Intuitive models and mathematical interpretations
Consider simply a model with only one feature, such as gender.
The model has constant term parameters, set as c; since gender is a discrete feature, there are actually two features g1, g2 that do not occur simultaneously
If the different sexes respectively have 1000 samples, the positive examples respectively have 47 samples and 17 samples, the corresponding click rates are 0.047 and 0.017, and the corresponding weights are-3 and-4, then the trained model parameters should satisfy the following relations
c+g1=-3
c+g2=-4
Obviously, there are numerous solutions that can be satisfied, and since the initial value of the training is generally set to 0, the parameters obtained at convergence are relatively close to 0, for example, c-1, g 1-2, g 2-3
When the gender feature is absent, only the constant term c is obtained, the click rate is 0.268, which is far higher than the actual condition and tends to be close to the original reference value of 0.5
Application solution 1
Randomly copying a part of the sample, setting its sex characteristics as g-1, if the ratio of copying is large enough, the distribution of the part of the sample should be consistent with the overall distribution, the click rate is 0.032, and the corresponding weight is-3.4
So the model after training should satisfy
c+g-1=-3.4
c+g1=-3
c+g2=-4
At this time, the method still has a plurality of solutions, but when the characteristics are missing, the characteristics are g-1, so that the method can meet the overall average distribution
Application solution 2
Setting a constant term c to be-3.4 directly according to the global distribution of the sample, so that the trained model meets the requirements
-3.4+g1=-3
-3.4+g2=-4
Solving g 1-0.4 and g 2-0.6, wherein each parameter has a unique value and has reasonable meaning, c represents the reference value of the statistical sample, and g1 and g2 represent the influence of different characteristics on the reference
The problems that still exist are:
when there are multiple features, incomplete combinations still affect the parameters, such as adding one feature f, two possible values f1 and f2, and the trained model needs to satisfy
c+g1+f1=w1
c+g1+f2=w2
c+g2+f1=w3
c+g2+f2=w4
At this point, if c can be determined in advance, there is still a unique solution.

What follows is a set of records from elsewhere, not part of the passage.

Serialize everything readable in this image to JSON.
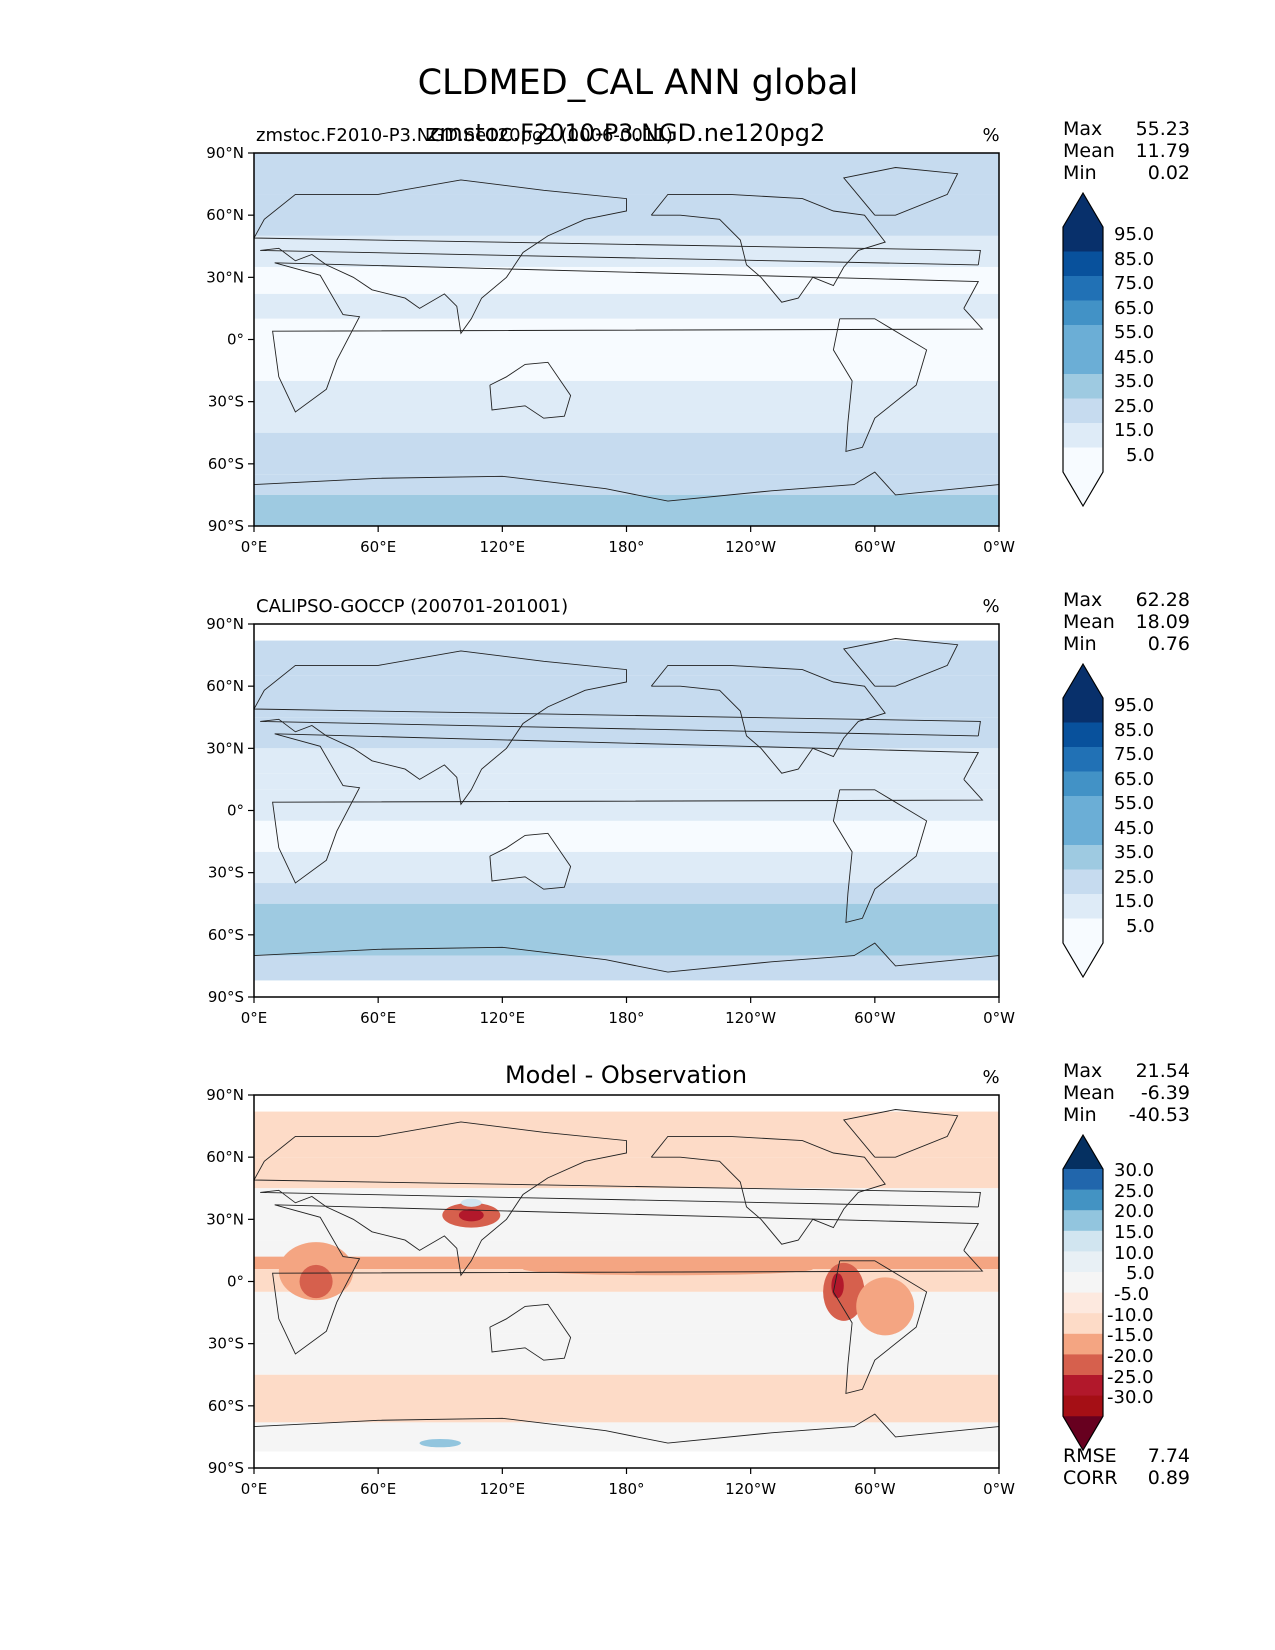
{
  "figure_title": "CLDMED_CAL ANN global",
  "colors": {
    "seq": [
      "#f7fbff",
      "#deebf7",
      "#c6dbef",
      "#9ecae1",
      "#6baed6",
      "#4292c6",
      "#2171b5",
      "#08519c",
      "#08306b"
    ],
    "diff_neg": [
      "#fddbc7",
      "#f4a582",
      "#d6604d",
      "#b2182b",
      "#67001f"
    ],
    "diff_pos": [
      "#d1e5f0",
      "#92c5de",
      "#4393c3",
      "#2166ac",
      "#053061"
    ],
    "diff_zero": "#f5f5f5",
    "land": "none",
    "coast": "#222222"
  },
  "axes": {
    "lat_ticks": [
      "90°N",
      "60°N",
      "30°N",
      "0°",
      "30°S",
      "60°S",
      "90°S"
    ],
    "lon_ticks": [
      "0°E",
      "60°E",
      "120°E",
      "180°",
      "120°W",
      "60°W",
      "0°W"
    ]
  },
  "chart_data": [
    {
      "type": "heatmap",
      "title": "",
      "subtitle_left": "zmstoc.F2010-P3.NGD.ne120pg2 (0006-0011)",
      "subtitle_center": "zmstoc.F2010-P3.NGD.ne120pg2",
      "units": "%",
      "stats": [
        {
          "label": "Max",
          "value": "55.23"
        },
        {
          "label": "Mean",
          "value": "11.79"
        },
        {
          "label": "Min",
          "value": "0.02"
        }
      ],
      "colorbar_labels": [
        "95.0",
        "85.0",
        "75.0",
        "65.0",
        "55.0",
        "45.0",
        "35.0",
        "25.0",
        "15.0",
        "5.0"
      ],
      "xlim": [
        0,
        360
      ],
      "ylim": [
        -90,
        90
      ],
      "data_coverage_lat": [
        -90,
        90
      ]
    },
    {
      "type": "heatmap",
      "title": "",
      "subtitle_left": "CALIPSO-GOCCP (200701-201001)",
      "units": "%",
      "stats": [
        {
          "label": "Max",
          "value": "62.28"
        },
        {
          "label": "Mean",
          "value": "18.09"
        },
        {
          "label": "Min",
          "value": "0.76"
        }
      ],
      "colorbar_labels": [
        "95.0",
        "85.0",
        "75.0",
        "65.0",
        "55.0",
        "45.0",
        "35.0",
        "25.0",
        "15.0",
        "5.0"
      ],
      "xlim": [
        0,
        360
      ],
      "ylim": [
        -90,
        90
      ],
      "data_coverage_lat": [
        -82,
        82
      ]
    },
    {
      "type": "heatmap",
      "title": "Model - Observation",
      "units": "%",
      "stats": [
        {
          "label": "Max",
          "value": "21.54"
        },
        {
          "label": "Mean",
          "value": "-6.39"
        },
        {
          "label": "Min",
          "value": "-40.53"
        }
      ],
      "colorbar_labels": [
        "30.0",
        "25.0",
        "20.0",
        "15.0",
        "10.0",
        "5.0",
        "-5.0",
        "-10.0",
        "-15.0",
        "-20.0",
        "-25.0",
        "-30.0"
      ],
      "extra_stats": [
        {
          "label": "RMSE",
          "value": "7.74"
        },
        {
          "label": "CORR",
          "value": "0.89"
        }
      ],
      "xlim": [
        0,
        360
      ],
      "ylim": [
        -90,
        90
      ],
      "data_coverage_lat": [
        -82,
        82
      ]
    }
  ]
}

However, in reality, all combinations of the features g and the features f do not necessarily appear in the sample, and the model still has no unique solution, and the lack of features still has an influence. However, since the overall distribution of the sample (constant term c) has been determined, its contribution is dominant and the remaining features are weighted on the overall distribution, where the feature missing effect is smaller.
Application solution 3
According to scheme 2 to yield c ═ -3.4
Copying part of the sample, the model satisfies
c-3.4 or c + g-1-3.4
c+g1=-3
c+g2=-4
Reasonable and unique parametric solutions are directly available, although for the multi-feature case the resulting condition is solution-free, since LR itself is based on the linear assumption, and for data that does not satisfy linearity, a perfect solution is not possible.
The above are only typical examples of the present invention, and besides, the present invention may have other embodiments, and all the technical solutions formed by equivalent substitutions or equivalent changes are within the scope of the present invention as claimed.